Ghostbusters. Swap in four funny women — Kate McKinnon, Leslie Jones, Kristen Wig and Melissa McCarthy — for the old gang, and a slick CGI Slimer for that loveable if antiquated ball of Ectoplasm, and you pretty much know the drill. Just make sure not to cross the streams. PG13. 117M. BROADWAY, MILL CREEK.
The Infiltrator. A U.S. customs official (Bryan Cranston) goes undercover to investigate Columbian drug kingpin Pablo Escobar. Spoiler: Walter White's kind of a narc. R. 127M. BROADWAY.
THE BFG. Steven Spielberg's animated adaptation of the Roald Dahl children's story brims with wonder and possibility. While it droops toward the end, the magical premise and escapist joy of the first act endures. PG. 120m. BROADWAY, FORTUNA, MILL CREEK.
CENTRAL INTELLIGENCE. This buddy/spy comedy has a serviceable story about a former dweeb who becomes a ripped CIA operative (Duane Johnson) and a popular guy disappointed with his adult life (Kevin Hart). But the leads' chemistry and charm makes going to the reunion worth it. PG13. 107m. BROADWAY, MILL CREEK.
FINDING DORY. Ellen DeGeneres voices the friendly fish with the fried short-term memory (anybody relate?) who's searching for the rest of her long lost blue tang clan. With Albert Brooks and Ed O'Neill. PG. 97m. BROADWAY, FORTUNA, MILL CREEK.
FREE STATE OF JONES. Matthew McConaughey, Gugu Mbatha-Raw and Mahershala Ali star in a Civil War action drama about white farmers and slaves forming an armed rebellion against the Rebels. Don't wear your Skynyrd T-shirt with the Confederate flag. R. 139m. BROADWAY, MILL CREEK.
INDEPENDENCE DAY: RESURGENCE. Another alien invasion brings back most of the old crew (Bill Pullman, Jeff Goldblum, and hey, Vivica Fox) and some young'uns (Liam Hemsworth, Jessie T. Usher) to defend the earth, if not its architecture. PG13. 120m. BROADWAY, FORTUNA, MILL CREEK.
LEGEND OF TARZAN. After his Victorian makeover, Tarzan (Alexander Skarsgård) reverts to his chest-pounding ways to rescue his bride from a Belgian baddie. PG13. 87m. BROADWAY, FORTUNA, MILL CREEK.

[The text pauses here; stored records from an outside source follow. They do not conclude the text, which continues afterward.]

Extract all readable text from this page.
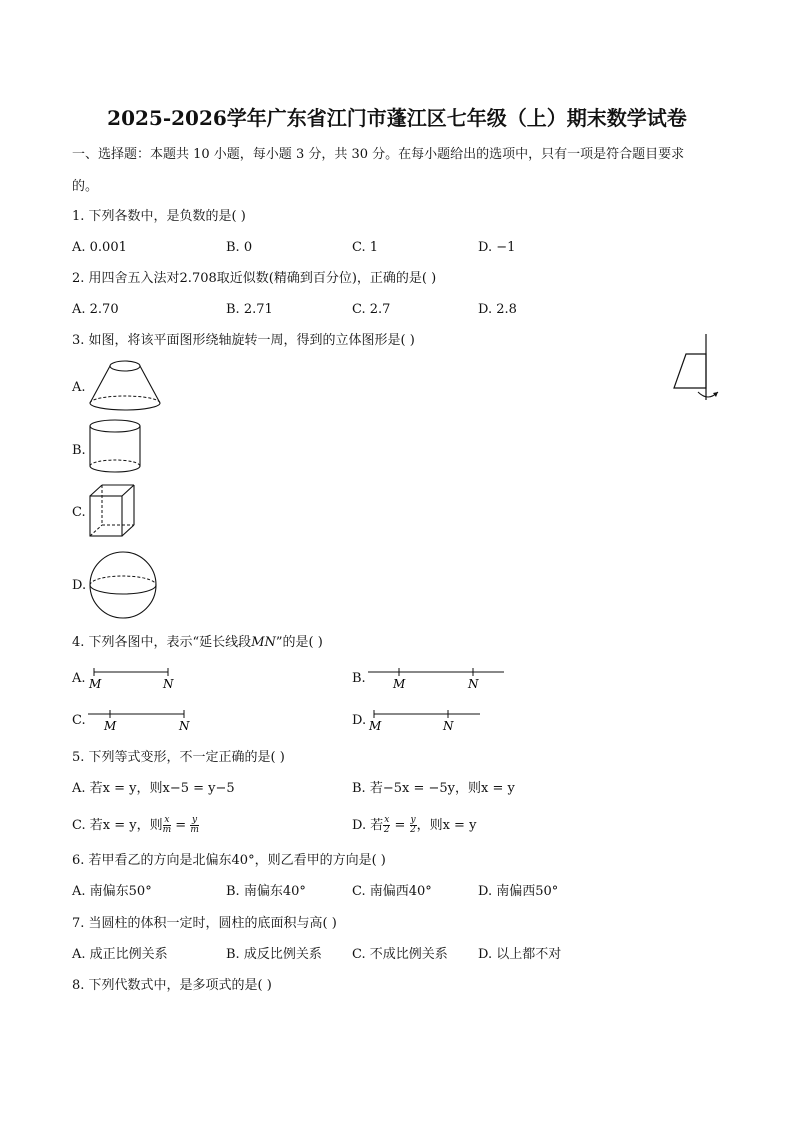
2025-2026学年广东省江门市蓬江区七年级（上）期末数学试卷
一、选择题：本题共 10 小题，每小题 3 分，共 30 分。在每小题给出的选项中，只有一项是符合题目要求
的。
1. 下列各数中，是负数的是( )
A. 0.001	B. 0	C. 1	D. −1
2. 用四舍五入法对2.708取近似数(精确到百分位)，正确的是( )
A. 2.70	B. 2.71	C. 2.7	D. 2.8
3. 如图，将该平面图形绕轴旋转一周，得到的立体图形是( )
A.
B.
C.
D.
4. 下列各图中，表示“延长线段MN”的是( )
A. M	N	B. M	N
C. M	N	D. M	N
5. 下列等式变形，不一定正确的是( )
A. 若x = y，则x−5 = y−5	B. 若−5x = −5y，则x = y
C. 若x = y，则 $\frac{x}{m} = \frac{y}{m}$	D. 若 $\frac{x}{2} = \frac{y}{2}$ ，则x = y
6. 若甲看乙的方向是北偏东40°，则乙看甲的方向是( )
A. 南偏东50°	B. 南偏东40°	C. 南偏西40°	D. 南偏西50°
7. 当圆柱的体积一定时，圆柱的底面积与高( )
A. 成正比例关系	B. 成反比例关系 C. 不成比例关系 D. 以上都不对
8. 下列代数式中，是多项式的是( )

THE NEON DEMON. Director Nicholas Winding Refn's film about an ingénue (Elle Fanning) modeling in Los Angeles is a vicious fever dream about beauty, hate and envy with a signature graphic climax. R. 117m. BROADWAY.
NOW YOU SEE ME 2. But maybe you don't have to. This sequel about do-gooder magicians can't pull the same rabbit out of its hat as the original, despite a charming ensemble cast and fancy illusions. Starring Mark Ruffalo, Morgan Freeman and Daniel Radcliffe. PG13. 115m. BROADWAY.
THE PURGE: ELECTION YEAR. So they're still making these. This one has Leo (Frank Grillo) running the gauntlet with an anti-annual-murderous-free-for-all politician (Elizabeth Mitchell). R. 139m. BROADWAY, MILL CREEK.
THE SHALLOWS. Blake Lively plays a surfer trapped by a shark close to shore. It's entertaining and Lively is up to the challenge, but the story could use more bite. PG13. 87m. BROADWAY, MILL CREEK.
SWISS ARMY MAN. Paul Dano and Daniel Radcliffe give humane, hilarious performances in this weird yet painfully relatable buddy movie (filmed in Humboldt, no less) about a stranded man and a corpse. R. 117m. BROADWAY.